Dialog-dialog dalam film ini nyaris seratus persen meluncur mulus dari mulut semua tokohnya. Alhasil, perdebatan mereka bukan cuma akrab di telinga karena seperti percakapan sehari-hari, tapi juga intim.
Gina pernah cerita tentang kekesalannya sebagai penulis naskah film. Tak jarang, kedalaman karakter-karakter yang diciptakannya terpangkas ketika film sudah jadi dan diputar di bioskop, sebab keputusan final ada di ujung telunjuk sutradara dan produser.
Kini, saat bangku itu ia yang duduki, Gina tampil tak setengah-setengah. Ia sadar mengapa posisi sutradara dan produser amat penting diduduki perempuan, terutama ketika menarasikan cerita-cerita perempuan.
"Gue berasa banget sekarang pas jadi sutradara. Emang beda banget sih pas lu meletakkan kamera, lu nge-cut di titik yang mana ketika lu punya pembelaan terhadap perempuan atau enggak. Ini, tuh, penting banget di ranah pop karena representasi perempuan di layar punya pengaruh besar," kata Gina pada saya, Maret kemarin.
Si Kaya dan Si Miskin
Selain isu "Pendidikan Seks 101" yang dirayakan media dari Dua Garis Biru, sebetulnya ada isu si kaya dan si miskin yang turut dipotret Gina dengan dingin.

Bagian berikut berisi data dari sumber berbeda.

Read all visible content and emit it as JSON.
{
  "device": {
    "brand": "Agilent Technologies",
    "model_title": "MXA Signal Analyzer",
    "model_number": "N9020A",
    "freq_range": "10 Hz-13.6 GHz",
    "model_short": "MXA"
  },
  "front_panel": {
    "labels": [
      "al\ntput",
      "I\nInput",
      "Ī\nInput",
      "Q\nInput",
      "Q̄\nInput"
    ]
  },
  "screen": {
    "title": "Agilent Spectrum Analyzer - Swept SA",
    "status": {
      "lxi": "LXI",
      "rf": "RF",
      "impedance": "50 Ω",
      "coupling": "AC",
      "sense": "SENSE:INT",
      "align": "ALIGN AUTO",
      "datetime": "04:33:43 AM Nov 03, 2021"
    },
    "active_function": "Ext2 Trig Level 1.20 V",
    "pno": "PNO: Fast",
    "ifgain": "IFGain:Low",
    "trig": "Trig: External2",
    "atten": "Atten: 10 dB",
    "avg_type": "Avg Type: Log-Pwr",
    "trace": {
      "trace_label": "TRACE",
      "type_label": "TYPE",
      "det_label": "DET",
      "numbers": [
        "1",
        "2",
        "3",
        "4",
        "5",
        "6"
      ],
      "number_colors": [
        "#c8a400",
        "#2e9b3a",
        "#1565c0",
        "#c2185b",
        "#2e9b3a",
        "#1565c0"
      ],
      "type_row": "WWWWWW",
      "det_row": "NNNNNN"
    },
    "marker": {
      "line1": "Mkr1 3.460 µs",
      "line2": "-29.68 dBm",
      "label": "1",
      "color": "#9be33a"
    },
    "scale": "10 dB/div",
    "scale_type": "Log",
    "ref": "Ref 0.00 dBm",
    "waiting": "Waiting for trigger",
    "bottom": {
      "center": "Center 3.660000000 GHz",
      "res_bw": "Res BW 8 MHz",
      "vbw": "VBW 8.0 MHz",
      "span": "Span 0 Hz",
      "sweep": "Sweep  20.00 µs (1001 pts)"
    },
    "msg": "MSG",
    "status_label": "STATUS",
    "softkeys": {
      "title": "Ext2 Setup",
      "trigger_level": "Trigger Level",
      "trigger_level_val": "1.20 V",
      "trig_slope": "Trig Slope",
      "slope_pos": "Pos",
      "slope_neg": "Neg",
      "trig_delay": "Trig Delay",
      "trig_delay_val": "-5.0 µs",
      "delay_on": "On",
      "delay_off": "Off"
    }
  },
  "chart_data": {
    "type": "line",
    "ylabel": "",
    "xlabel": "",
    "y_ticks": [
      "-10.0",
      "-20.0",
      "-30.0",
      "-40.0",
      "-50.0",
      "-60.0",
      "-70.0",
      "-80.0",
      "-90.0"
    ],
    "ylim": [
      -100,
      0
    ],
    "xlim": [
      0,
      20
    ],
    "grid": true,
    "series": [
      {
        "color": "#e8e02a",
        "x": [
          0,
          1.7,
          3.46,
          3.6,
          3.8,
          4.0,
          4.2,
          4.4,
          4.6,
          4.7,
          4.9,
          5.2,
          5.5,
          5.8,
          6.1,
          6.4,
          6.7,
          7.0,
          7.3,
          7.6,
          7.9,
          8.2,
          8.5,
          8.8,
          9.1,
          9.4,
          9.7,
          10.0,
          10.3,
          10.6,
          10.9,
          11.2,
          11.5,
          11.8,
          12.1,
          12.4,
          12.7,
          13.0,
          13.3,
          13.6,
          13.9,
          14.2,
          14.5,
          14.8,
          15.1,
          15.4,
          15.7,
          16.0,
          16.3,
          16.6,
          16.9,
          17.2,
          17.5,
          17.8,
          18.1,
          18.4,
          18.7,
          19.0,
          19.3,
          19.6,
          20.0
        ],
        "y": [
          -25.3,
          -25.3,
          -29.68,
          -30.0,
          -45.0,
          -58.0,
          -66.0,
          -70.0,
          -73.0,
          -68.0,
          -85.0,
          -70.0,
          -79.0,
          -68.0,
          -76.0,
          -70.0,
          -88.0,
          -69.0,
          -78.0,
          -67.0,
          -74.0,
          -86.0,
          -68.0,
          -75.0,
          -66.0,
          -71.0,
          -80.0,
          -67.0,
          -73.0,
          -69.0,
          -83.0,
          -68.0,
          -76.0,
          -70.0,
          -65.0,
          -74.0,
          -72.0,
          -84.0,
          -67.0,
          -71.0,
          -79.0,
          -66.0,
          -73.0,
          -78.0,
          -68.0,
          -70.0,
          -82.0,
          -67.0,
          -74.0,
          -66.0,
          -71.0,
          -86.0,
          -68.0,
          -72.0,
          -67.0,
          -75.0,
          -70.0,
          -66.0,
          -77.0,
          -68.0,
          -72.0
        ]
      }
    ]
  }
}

Perbedaan kelas itu mungkin sempat terselip dalam sebaris atau dua baris dialog, tapi lebih sering direkam Gina lewat visual yang cantik. Misalnya, bagaimana Dara berjalan melewati gang-gang sempit di bantaran sungai untuk sampai ke rumah Bima.
Hanya sepersekian detik, Dara langsung dipertontonkan hiruk-pikuk hidup orang dewasa setelah berumah tangga sampai menemui ajal. Semuanya tak indah, apalagi yang ditontonnya adalah rumah tangga kelas bawah — sebuah pertunjukan yang selama ini tak kelihatan apalagi kedengaran dari kamarnya yang nyaman dan lengkap dengan bak berendam.
Sungguh pengalaman yang kontras, saat ia pertama kali tidur di kamar Bima yang dindingnya nyaris tak berjarak dari suara dangdutan, dan teriakan minta uang jajan anak tetangga sebelah.
Lewat karakter Ibu Bima (Cut Mini) dan Ibu Dara (Lulu Tobing), jurang kelas itu juga tergambar makin jelas. Cut Mini mewakili kelas religius dan pendidikan yang tak terlalu tinggi, sementara Lulu Tobing mewakili ibu kelas menengah ke atas yang paham betapa eratnya masa depan cerah dengan pendidikan tinggi.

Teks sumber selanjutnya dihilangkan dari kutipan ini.